Un des derniers se vantait d’être

En éloquence si grand maître,

Qu’il rendrait disert un Badaud,

Un Manant, un Rustre, un Lourdaud ;

Oui, Messieurs, un Lourdaud, un Animal, un Âne :

Que l’on amène un Âne, un Âne renforcé,

Je le rendrai maître passé,

Et veux qu’il porte la soutane.

Le Prince sut la chose, il manda le Rhéteur.

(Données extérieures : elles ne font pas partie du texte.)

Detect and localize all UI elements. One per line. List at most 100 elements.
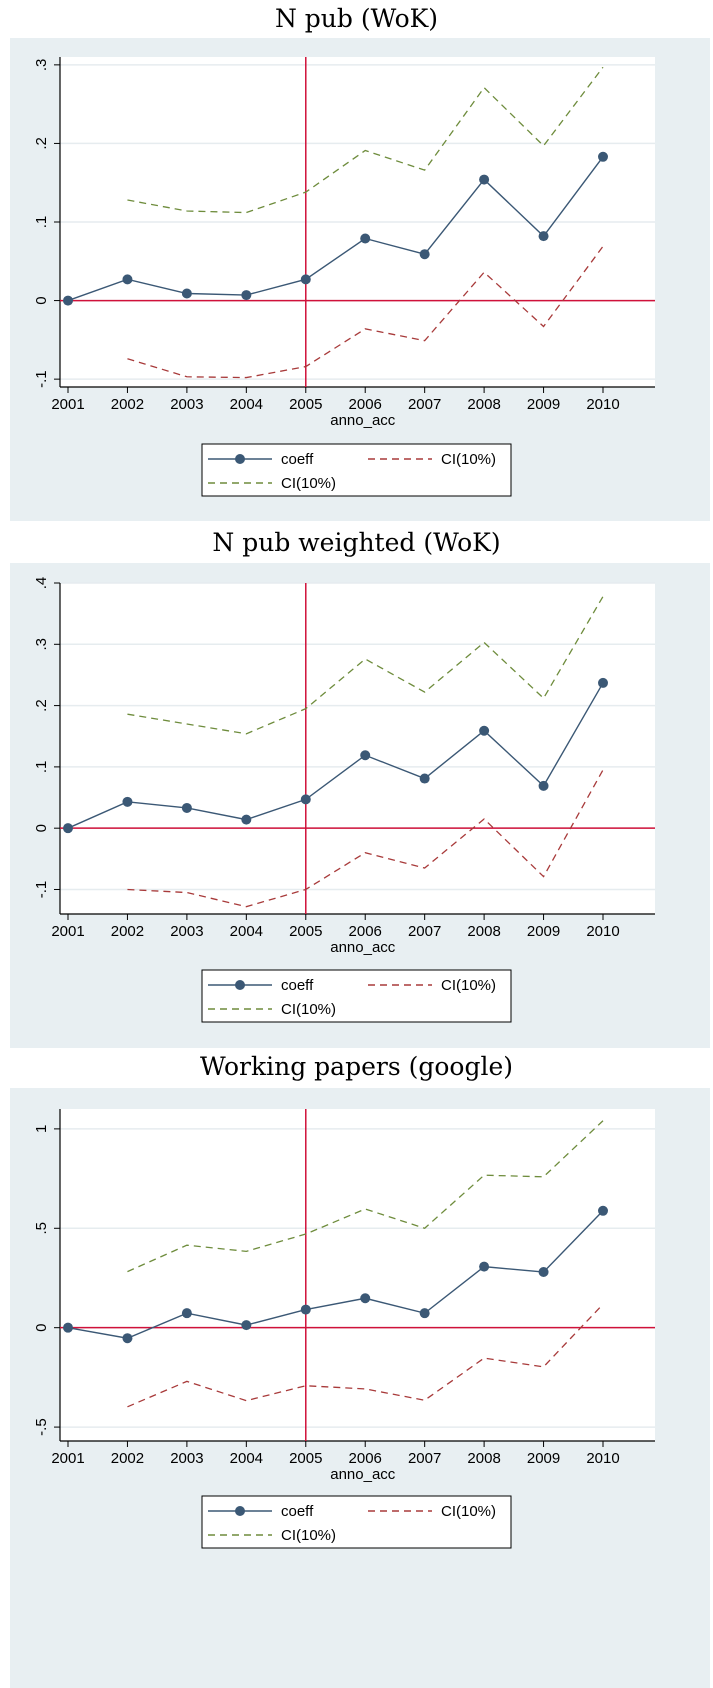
x-tick-label: 2006 — [349, 923, 382, 940]
data-point — [598, 1205, 608, 1216]
series-line-coeff — [67, 682, 604, 829]
data-point — [360, 233, 371, 244]
x-tick-label: 2009 — [527, 396, 560, 413]
legend — [201, 1495, 512, 1549]
x-tick-label: 2002 — [111, 396, 144, 413]
y-tick-label: -.1 — [33, 881, 50, 899]
data-point — [538, 231, 549, 242]
x-axis-label: anno_acc — [330, 412, 396, 429]
plot-area — [60, 1109, 655, 1441]
data-point — [419, 1308, 430, 1319]
data-point — [63, 295, 73, 306]
data-point — [538, 780, 549, 791]
y-tick-label: .1 — [33, 761, 50, 774]
x-tick-label: 2005 — [289, 396, 322, 413]
y-tick-label: -.5 — [33, 1418, 50, 1436]
data-point — [479, 1261, 490, 1272]
data-point — [122, 274, 133, 285]
x-axis-label: anno_acc — [330, 939, 396, 956]
data-point — [598, 677, 608, 688]
y-tick-label: -.1 — [33, 370, 50, 388]
y-tick-label: 0 — [33, 296, 50, 304]
x-tick-label: 2002 — [111, 1450, 144, 1467]
y-tick-label: 0 — [33, 824, 50, 832]
chart-title: Working papers (google) — [199, 1052, 514, 1081]
x-tick-label: 2010 — [586, 923, 619, 940]
data-point — [300, 1304, 311, 1315]
legend-item-coeff-label: coeff — [281, 1503, 314, 1520]
data-point — [63, 823, 73, 834]
x-tick-label: 2003 — [170, 923, 203, 940]
data-point — [122, 796, 133, 807]
chart-title: N pub (WoK) — [274, 4, 439, 33]
data-point — [300, 794, 311, 805]
plot-area — [60, 583, 655, 914]
y-tick-label: .2 — [33, 699, 50, 712]
legend-item-ci-lower-label: CI(10%) — [441, 977, 496, 994]
data-point — [419, 773, 430, 784]
data-point — [360, 1293, 371, 1304]
y-tick-label: .3 — [33, 59, 50, 72]
data-point — [122, 1333, 133, 1344]
data-point — [181, 1308, 192, 1319]
legend — [201, 443, 512, 497]
series-line-ci-lower — [127, 245, 604, 379]
data-point — [63, 1322, 73, 1333]
y-tick-label: .1 — [33, 216, 50, 229]
x-tick-label: 2003 — [170, 396, 203, 413]
y-tick-label: .5 — [33, 1222, 50, 1235]
legend-item-ci-lower-label: CI(10%) — [441, 451, 496, 468]
x-tick-label: 2010 — [586, 396, 619, 413]
chart-title: N pub weighted (WoK) — [212, 528, 501, 557]
data-point — [241, 814, 252, 825]
x-tick-label: 2004 — [230, 396, 263, 413]
data-point — [598, 151, 608, 162]
x-tick-label: 2001 — [51, 1450, 84, 1467]
series-line-coeff — [67, 156, 604, 302]
y-tick-label: .4 — [33, 577, 50, 590]
data-point — [181, 802, 192, 813]
x-tick-label: 2009 — [527, 1450, 560, 1467]
series-line-ci-lower — [127, 1303, 604, 1408]
x-tick-label: 2001 — [51, 923, 84, 940]
legend-item-ci-upper-label: CI(10%) — [281, 1527, 336, 1544]
x-tick-label: 2004 — [230, 1450, 263, 1467]
series-line-coeff — [67, 1210, 604, 1339]
legend-item-ci-upper-label: CI(10%) — [281, 475, 336, 492]
legend-item-coeff-marker — [235, 454, 245, 464]
x-tick-label: 2001 — [51, 396, 84, 413]
y-tick-label: .2 — [33, 137, 50, 150]
x-tick-label: 2010 — [586, 1450, 619, 1467]
x-tick-label: 2006 — [349, 396, 382, 413]
legend-item-ci-upper-label: CI(10%) — [281, 1001, 336, 1018]
series-line-ci-upper — [127, 1120, 604, 1273]
y-tick-label: 1 — [33, 1125, 50, 1133]
x-tick-label: 2002 — [111, 923, 144, 940]
y-tick-label: 0 — [33, 1324, 50, 1332]
x-tick-label: 2005 — [289, 1450, 322, 1467]
data-point — [479, 174, 490, 185]
x-tick-label: 2003 — [170, 1450, 203, 1467]
legend-item-coeff-marker — [235, 980, 245, 990]
data-point — [300, 274, 311, 285]
data-point — [538, 1267, 549, 1278]
x-tick-label: 2004 — [230, 923, 263, 940]
data-point — [181, 288, 192, 299]
series-line-ci-lower — [127, 769, 604, 908]
legend-item-coeff-label: coeff — [281, 451, 314, 468]
x-axis-label: anno_acc — [330, 1466, 396, 1483]
x-tick-label: 2008 — [467, 1450, 500, 1467]
series-line-ci-upper — [127, 66, 604, 214]
y-tick-label: .3 — [33, 638, 50, 651]
x-tick-label: 2006 — [349, 1450, 382, 1467]
series-line-ci-upper — [127, 596, 604, 735]
x-tick-label: 2008 — [467, 923, 500, 940]
legend — [201, 969, 512, 1023]
x-tick-label: 2009 — [527, 923, 560, 940]
x-tick-label: 2005 — [289, 923, 322, 940]
data-point — [419, 249, 430, 260]
x-tick-label: 2007 — [408, 1450, 441, 1467]
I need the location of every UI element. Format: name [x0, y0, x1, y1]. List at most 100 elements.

J’ai, dit-il, dans mon écurie

Un fort beau Roussin d’Arcadie : [4]

J’en voudrais faire un Orateur.

Sire, vous pouvez tout, reprit d’abord notre homme.

On lui donna certaine somme.

Il devait au bout de dix ans

Mettre son Âne sur les bancs ;

Sinon il consentait d’être en place publique

Guindé la hart [5] au col, étranglé court et net,

Ayant au dos sa Rhétorique,

Et les oreilles d’un Baudet.

Quelqu’un des Courtisans lui dit qu’à la potence

Il voulait l’aller voir, et que, pour un pendu,

Il aurait bonne grâce et beaucoup de prestance :

Surtout qu’il se souvînt de faire à l’assistance

Un discours où son art fût au long étendu .

Un discours pathétique, et dont le formulaire

Servît à certains Cicérons

Vulgairement nommés larrons.

L’autre reprit : Avant l’affaire,

Le Roi, l’Âne, ou moi, nous mourrons.

Il avait raison. C’est folie

De compter sur dix ans de vie.

Soyons bien buvants, bien mangeants ,

Nous devons à la mort de trois l’un en dix ans.

[1Faux médecin qui harangue sur la place publique pour amasser du monde et vendre ensuite remèdes et drogues.

[2la mort

[3un orateur qui surpasse Cicéron

[4le roussin est un cheval robuste et l’Arcadie ne nourrit que des ânes, d’où l’effet burlesque.